Timestamp sort issue

prasson_ibm · Post by **prasson_ibm** » Fri Dec 02, 2011 6:26 am

Hi All,

I have job design where i need to sort the data based on timestamp column(microsecond) and after sort apply transormation logic in transformer which should pick the max timestamp and populate for rest of records.
Stage veriable value is:-

Code: Select all

If srt_to_tfm.LastChgDateTime>= svEFFDT then srt_to_tfm.LastChgDateTime else svEFFDT

where svEFFDT is initialzed with '2009-07-11 13:17:39.810' value.

Instead of getting max timestamp for all input records,i am getting wrong output.

It seems timestamp column is sorted on each partition and stage veriable is picking that partitions max timestamp value and for next partition some other value,but i want max timestamp value for all input records.

This job is working filr on single node.
Kindly help me with some solution to this issue.

Thanks

jwiles · Post by **jwiles** » Fri Dec 02, 2011 9:17 am

The results you are seeing is exactly how the product works. In order to obtain the maximum value across ALL records, you have two options:

1) Run the transformer itself in sequential mode

2) Split out the timestamps into a separate stream, process them sequentially to get the maximum value (for instance, use an aggregator stage running in sequential mode) and then join the result back to the main data.

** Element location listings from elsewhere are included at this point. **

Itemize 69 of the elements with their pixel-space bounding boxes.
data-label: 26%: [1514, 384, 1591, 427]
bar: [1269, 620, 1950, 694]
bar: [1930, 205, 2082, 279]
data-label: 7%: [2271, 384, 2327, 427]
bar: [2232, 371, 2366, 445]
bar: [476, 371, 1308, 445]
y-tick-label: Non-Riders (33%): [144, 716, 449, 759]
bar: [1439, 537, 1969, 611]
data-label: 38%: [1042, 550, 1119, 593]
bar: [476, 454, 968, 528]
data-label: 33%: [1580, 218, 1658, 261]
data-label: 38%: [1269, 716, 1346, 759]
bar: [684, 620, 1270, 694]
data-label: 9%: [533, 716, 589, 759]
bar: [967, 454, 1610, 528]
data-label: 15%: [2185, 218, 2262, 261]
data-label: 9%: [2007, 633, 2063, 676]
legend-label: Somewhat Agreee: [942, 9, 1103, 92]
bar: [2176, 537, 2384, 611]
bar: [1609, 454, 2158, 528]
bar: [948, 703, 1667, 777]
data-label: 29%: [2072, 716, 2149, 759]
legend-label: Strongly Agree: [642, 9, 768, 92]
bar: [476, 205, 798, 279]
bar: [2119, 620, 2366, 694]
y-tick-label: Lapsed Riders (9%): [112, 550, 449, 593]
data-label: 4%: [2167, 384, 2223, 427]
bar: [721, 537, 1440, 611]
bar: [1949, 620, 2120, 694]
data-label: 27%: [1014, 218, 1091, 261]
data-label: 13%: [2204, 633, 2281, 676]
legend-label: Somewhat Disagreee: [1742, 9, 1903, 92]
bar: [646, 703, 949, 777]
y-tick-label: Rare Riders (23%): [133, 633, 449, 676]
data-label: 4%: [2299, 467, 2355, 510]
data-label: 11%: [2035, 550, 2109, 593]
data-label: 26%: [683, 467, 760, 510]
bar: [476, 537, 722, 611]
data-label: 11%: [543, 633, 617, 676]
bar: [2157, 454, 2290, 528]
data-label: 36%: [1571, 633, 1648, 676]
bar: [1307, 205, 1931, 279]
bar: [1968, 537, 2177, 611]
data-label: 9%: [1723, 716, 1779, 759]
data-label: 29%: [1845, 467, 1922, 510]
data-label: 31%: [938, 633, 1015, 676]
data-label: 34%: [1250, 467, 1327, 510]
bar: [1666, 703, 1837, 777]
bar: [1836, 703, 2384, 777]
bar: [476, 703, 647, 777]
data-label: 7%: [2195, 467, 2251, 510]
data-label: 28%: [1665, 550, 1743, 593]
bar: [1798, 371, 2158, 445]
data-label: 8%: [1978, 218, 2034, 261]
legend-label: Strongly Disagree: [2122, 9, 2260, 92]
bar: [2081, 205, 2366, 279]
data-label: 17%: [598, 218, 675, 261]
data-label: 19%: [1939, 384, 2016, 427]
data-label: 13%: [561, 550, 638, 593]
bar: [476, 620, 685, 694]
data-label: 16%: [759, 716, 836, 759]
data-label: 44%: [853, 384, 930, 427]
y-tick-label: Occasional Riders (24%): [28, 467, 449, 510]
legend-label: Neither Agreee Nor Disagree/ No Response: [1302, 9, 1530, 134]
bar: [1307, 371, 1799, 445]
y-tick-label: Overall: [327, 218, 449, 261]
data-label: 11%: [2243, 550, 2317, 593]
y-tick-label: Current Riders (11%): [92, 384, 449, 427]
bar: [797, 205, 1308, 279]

Depending upon your data quantity, either option can noticeably impact performance. However, you have already experienced the fact that to get the correct result, the data you're capturing must be processed in a single partition.

Regards,

prasson_ibm · Post by **prasson_ibm** » Fri Dec 02, 2011 1:28 pm

Hi,
Thanks for reply.

I am trying to implement solution2,will keep you updated.

Thanks

prasson_ibm · Post by **prasson_ibm** » Sun Dec 04, 2011 2:58 pm

Hi,

I am planning to use aggregator stage.

I want to take saperate stream,create one dummy column 1 and aggregate data to take max timestamp value.
In this case i ll hash partition on dummy column,so do i need to run aggregator in sequence mode..??

jwiles · Post by **jwiles** » Sun Dec 04, 2011 11:43 pm

You would essentially be performing the same processing as if you just ran the aggregator in sequential mode, except that you are adding additional, unnecessary overhead to your job by adding the dummy column and re-partitioning. Also, this wastes system resources by having multiple instances of the aggregator (it's running in parallel) while only one of them does any work.

Regards,

prasson_ibm · Post by **prasson_ibm** » Mon Dec 05, 2011 4:12 am

Data in the job will be lesser,so better i ll go for option 1.

As suggested i am making transformer to run sequentially and sort stage will remain run in parallel mode.

But do you think that due to partition in the sort we could get wrong sorted sequence in transformer(running in sequence)..??